Writing Herstory: Today’s female experience in contemporary YA
Join an amazing group of Oz YA authors, Sarah Ayoub, Kirsty Eagar, Gabrielle Tozer, Erin Gough, and Tamar Chnorhokian as they explore the process and challenges of writing authentic girls.
With Happy Indulgence book-blogger Jeann as moderator, it’s sure to be an enlightening afternoon, as the authors discuss the diversity of their audience in terms of backgrounds, interests, aspirations, sexuality and outlook, and the responsibility they feel as authors needing to reflect that in their writing.
Sarah Ayoub is a freelance journalist and author based in Sydney, Australia. Her novels Hate is Such a Strong Word and The Yearbook Committee are contemporary stories of identity, belonging and discovery. She regularly speaks at schools and writer’s festivals about identity and self-worth in YA fiction, and is passionate about empowering young people to see the value in their own personal stories.

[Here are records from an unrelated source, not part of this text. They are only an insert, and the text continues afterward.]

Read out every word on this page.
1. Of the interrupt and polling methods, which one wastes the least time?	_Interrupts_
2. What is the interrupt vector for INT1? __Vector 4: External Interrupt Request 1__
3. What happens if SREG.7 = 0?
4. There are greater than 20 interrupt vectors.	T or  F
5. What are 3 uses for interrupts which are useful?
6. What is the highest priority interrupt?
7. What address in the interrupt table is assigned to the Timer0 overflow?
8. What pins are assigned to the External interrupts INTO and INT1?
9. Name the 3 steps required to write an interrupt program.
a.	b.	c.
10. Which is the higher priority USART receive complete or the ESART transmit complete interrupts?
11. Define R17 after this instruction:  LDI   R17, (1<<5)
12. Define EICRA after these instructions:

Kirsty Eagar was raised by her mum and grandmother under the big skies of Capricornia in Queensland. Her debut novel, Raw Blue, won the Victorian Premier’s Literary Award for Young Adult fiction. Her follow up novels, Saltwater Vampires and Night Beach, were shortlisted for numerous literary awards. Her latest work, Summer Skin (Allen & Unwin, Feb 2016) has been described by Bookseller+Publisher as a must-read for older teens for its frank examination of love, sex and intimacy.
Gabrielle Tozer is an internationally published author with a background in journalism, editing and copywriting. Her YA novel, The Intern, won the State Library of Victoria’s 2015 Gold Inky Award, and its sequel Faking It is out now. Gabrielle’s third YA novel, Remind Me How This Ends, and first picture book, Pip and Pop (illustrated by Sue deGennaro), both hit shelves in 2017.
Erin Gough is a fiction writer whose short stories have been published in a number of journals and anthologies, including Best Australian Stories, The Age, Overland, and Going Down Swinging. Her novel for young adults, The Flywheel, won the Ampersand Prize and was published by Hardie Grant Egmont in 2015. It has since been long-listed for the Indie Book Awards and the Gold Inky Awards and short-listed for the CBCA Book of the Year (Older Readers) 2016.
Tamar Chnorhokian is Associate Director of SWEATSHOP: Western Sydney Literacy Movement. She completed a communications degree in writing and publishing at the Western Sydney University in 2004. Her debut novel is The Diet Starts On Monday (SWEATSHOP, 2014) and she has also worked as a columnist, journalist and freelance writer. She is the recipient of the 2016 CAL WestWords Western Sydney Emerging Writers’ Fellowship. Tamar identifies strongly with her Western Sydney community and her Armenian background.